May 28--BMO Financial Group, the Canadian owner of Chicago's second-biggest bank, is in cost-cutting mode that will include "things like thinning out the management ranks," it told analysts Wednesday.
"We're keeping a close check on expense growth," Chief Executive Bill Downe said while discussing second-quarter results.
The Toronto-based parent company of BMO Harris Bank said it was taking a charge against its earnings mostly related to "restructuring which will drive operating efficiencies."
BMO has more than 200 branches in the Chicago area. Other business units with a presence here include capital markets.
All parts of the bank have been scrutinized, and the capital markets segment in particular is notably "a little bit overweight" when it comes to the charge, BMO Financial Chief Financial Officer Thomas Flynn said.
"The benefits will come from things like thinning out the management ranks," as well as improving various processes, he said.

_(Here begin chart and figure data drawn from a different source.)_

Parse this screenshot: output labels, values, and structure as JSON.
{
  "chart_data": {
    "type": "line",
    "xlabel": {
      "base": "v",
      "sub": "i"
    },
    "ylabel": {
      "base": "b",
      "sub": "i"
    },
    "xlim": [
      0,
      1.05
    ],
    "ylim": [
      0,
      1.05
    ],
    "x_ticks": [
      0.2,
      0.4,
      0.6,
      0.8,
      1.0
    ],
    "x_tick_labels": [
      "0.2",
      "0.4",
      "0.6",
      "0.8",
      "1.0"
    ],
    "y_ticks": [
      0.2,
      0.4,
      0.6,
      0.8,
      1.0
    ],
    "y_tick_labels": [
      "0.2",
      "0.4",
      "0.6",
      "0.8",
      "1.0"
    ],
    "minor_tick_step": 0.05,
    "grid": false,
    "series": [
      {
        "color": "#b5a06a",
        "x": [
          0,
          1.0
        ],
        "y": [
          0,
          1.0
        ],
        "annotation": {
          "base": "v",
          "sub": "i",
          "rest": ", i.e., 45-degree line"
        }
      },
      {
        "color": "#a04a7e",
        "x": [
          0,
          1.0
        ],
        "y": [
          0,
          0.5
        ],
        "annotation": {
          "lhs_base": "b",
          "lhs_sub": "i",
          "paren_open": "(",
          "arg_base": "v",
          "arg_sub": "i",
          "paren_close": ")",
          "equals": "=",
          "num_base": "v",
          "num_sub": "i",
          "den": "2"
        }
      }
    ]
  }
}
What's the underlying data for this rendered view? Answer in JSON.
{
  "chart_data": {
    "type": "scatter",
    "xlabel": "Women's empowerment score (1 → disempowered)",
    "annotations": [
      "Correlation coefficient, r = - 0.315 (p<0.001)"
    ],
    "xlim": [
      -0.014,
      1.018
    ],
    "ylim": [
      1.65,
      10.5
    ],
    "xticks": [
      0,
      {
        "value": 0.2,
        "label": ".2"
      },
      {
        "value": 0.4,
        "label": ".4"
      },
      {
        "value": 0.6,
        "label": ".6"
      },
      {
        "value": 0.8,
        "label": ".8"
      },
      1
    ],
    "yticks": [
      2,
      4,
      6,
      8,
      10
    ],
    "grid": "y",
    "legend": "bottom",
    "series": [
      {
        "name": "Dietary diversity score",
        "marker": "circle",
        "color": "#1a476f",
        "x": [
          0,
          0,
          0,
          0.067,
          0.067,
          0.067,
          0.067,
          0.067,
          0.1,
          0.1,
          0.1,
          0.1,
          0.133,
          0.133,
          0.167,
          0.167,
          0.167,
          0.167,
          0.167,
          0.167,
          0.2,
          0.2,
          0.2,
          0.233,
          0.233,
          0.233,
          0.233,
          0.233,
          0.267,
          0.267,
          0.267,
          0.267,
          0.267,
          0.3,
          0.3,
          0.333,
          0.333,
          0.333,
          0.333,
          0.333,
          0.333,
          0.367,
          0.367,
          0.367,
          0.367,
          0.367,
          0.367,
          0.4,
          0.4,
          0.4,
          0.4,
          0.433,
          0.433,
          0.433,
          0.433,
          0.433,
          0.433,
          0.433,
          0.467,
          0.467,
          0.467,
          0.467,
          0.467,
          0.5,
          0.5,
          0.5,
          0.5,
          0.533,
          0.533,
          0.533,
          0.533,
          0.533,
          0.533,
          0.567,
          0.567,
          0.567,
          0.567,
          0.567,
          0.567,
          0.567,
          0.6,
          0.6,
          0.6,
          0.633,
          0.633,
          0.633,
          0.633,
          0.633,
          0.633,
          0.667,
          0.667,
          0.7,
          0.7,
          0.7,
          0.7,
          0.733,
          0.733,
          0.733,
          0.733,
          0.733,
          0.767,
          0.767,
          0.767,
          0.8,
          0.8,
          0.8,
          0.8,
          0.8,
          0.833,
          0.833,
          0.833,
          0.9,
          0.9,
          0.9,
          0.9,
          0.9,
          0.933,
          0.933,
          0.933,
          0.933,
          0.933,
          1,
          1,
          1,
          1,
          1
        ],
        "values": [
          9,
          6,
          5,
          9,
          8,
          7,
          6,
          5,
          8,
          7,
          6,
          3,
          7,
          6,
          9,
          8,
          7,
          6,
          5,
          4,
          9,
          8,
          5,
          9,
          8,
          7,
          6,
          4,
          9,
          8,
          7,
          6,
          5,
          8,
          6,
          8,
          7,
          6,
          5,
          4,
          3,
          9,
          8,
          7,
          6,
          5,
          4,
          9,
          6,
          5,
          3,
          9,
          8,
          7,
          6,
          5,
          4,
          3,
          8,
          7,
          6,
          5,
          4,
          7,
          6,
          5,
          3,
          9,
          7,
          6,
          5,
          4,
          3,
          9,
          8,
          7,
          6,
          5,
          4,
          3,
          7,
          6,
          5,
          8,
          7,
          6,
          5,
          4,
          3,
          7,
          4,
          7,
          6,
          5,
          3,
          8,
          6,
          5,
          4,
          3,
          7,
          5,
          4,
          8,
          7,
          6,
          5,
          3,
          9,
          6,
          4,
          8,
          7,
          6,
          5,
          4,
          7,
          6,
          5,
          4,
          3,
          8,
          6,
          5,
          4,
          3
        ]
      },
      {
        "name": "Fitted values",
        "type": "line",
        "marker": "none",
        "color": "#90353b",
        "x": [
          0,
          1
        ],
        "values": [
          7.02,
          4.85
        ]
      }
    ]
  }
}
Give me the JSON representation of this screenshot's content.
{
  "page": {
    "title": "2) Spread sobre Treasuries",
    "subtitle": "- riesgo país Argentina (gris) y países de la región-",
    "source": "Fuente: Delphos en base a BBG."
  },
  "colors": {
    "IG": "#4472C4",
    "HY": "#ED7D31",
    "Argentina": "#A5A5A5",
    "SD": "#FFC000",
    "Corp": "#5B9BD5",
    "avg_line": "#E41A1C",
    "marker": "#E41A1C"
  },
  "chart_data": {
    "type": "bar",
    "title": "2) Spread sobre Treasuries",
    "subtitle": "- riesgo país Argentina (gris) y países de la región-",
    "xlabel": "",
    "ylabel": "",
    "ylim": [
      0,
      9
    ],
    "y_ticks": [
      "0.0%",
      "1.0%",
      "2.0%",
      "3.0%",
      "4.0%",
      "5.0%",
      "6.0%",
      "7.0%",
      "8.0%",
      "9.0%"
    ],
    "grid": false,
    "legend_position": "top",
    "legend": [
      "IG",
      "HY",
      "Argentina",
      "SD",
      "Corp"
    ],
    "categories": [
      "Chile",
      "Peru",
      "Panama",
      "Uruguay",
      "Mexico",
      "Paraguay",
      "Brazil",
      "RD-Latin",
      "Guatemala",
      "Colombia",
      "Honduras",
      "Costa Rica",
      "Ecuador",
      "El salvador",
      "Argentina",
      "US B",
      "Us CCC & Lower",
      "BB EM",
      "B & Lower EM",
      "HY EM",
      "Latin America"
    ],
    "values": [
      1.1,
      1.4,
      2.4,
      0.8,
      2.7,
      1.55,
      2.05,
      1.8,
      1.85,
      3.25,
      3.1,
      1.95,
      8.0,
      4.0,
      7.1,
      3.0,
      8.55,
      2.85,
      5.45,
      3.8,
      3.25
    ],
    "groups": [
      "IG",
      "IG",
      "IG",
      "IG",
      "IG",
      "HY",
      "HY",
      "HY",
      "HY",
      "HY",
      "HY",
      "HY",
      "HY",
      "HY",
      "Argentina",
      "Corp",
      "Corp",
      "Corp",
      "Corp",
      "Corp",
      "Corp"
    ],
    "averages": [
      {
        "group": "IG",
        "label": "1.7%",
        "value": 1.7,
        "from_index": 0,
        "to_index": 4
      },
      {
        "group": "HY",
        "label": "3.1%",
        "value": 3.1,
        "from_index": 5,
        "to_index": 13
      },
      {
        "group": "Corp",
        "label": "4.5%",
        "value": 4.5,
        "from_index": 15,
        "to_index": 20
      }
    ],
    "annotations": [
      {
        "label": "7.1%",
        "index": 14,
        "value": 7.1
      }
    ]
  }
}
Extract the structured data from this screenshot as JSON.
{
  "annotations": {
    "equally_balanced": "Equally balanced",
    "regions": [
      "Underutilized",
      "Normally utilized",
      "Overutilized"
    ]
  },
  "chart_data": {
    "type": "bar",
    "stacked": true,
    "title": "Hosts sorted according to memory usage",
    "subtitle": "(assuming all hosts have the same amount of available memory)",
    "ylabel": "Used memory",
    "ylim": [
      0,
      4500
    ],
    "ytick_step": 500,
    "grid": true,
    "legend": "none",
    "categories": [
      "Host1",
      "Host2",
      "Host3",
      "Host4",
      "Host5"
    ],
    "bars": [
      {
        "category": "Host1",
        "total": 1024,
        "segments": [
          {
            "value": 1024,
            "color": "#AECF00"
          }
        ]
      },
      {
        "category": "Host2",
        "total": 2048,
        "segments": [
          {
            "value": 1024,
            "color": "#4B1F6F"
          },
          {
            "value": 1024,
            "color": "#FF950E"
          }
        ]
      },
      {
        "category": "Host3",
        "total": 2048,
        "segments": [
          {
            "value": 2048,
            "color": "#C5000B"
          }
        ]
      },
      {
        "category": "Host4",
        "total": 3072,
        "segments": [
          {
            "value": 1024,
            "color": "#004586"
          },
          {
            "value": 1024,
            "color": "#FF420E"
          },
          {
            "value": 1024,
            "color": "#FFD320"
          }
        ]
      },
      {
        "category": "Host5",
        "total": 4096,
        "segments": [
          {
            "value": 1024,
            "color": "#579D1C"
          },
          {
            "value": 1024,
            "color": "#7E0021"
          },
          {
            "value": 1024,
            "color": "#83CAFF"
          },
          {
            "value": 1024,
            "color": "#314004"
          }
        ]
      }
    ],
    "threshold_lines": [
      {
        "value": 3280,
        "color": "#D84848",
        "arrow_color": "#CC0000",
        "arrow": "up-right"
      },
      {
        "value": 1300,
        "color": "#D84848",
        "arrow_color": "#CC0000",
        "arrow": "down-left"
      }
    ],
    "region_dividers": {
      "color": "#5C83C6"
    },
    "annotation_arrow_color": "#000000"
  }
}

Most of the charge relates to severance costs.
Asked later about potential Chicago-area cuts, a BMO Financial spokesman said he couldn't "provide anything more specific than what was disclosed in our quarterly earnings announcement."
"These changes ensure that we are allocating our resources effectively and are well-positioned to meet the evolving needs of our customers," spokesman Ralph Marranca said.
Separately, CEO Downe said that U.S. consumers have "rebuilt their balance sheet" and that checking-account balances are up 10 percent from the same period last year.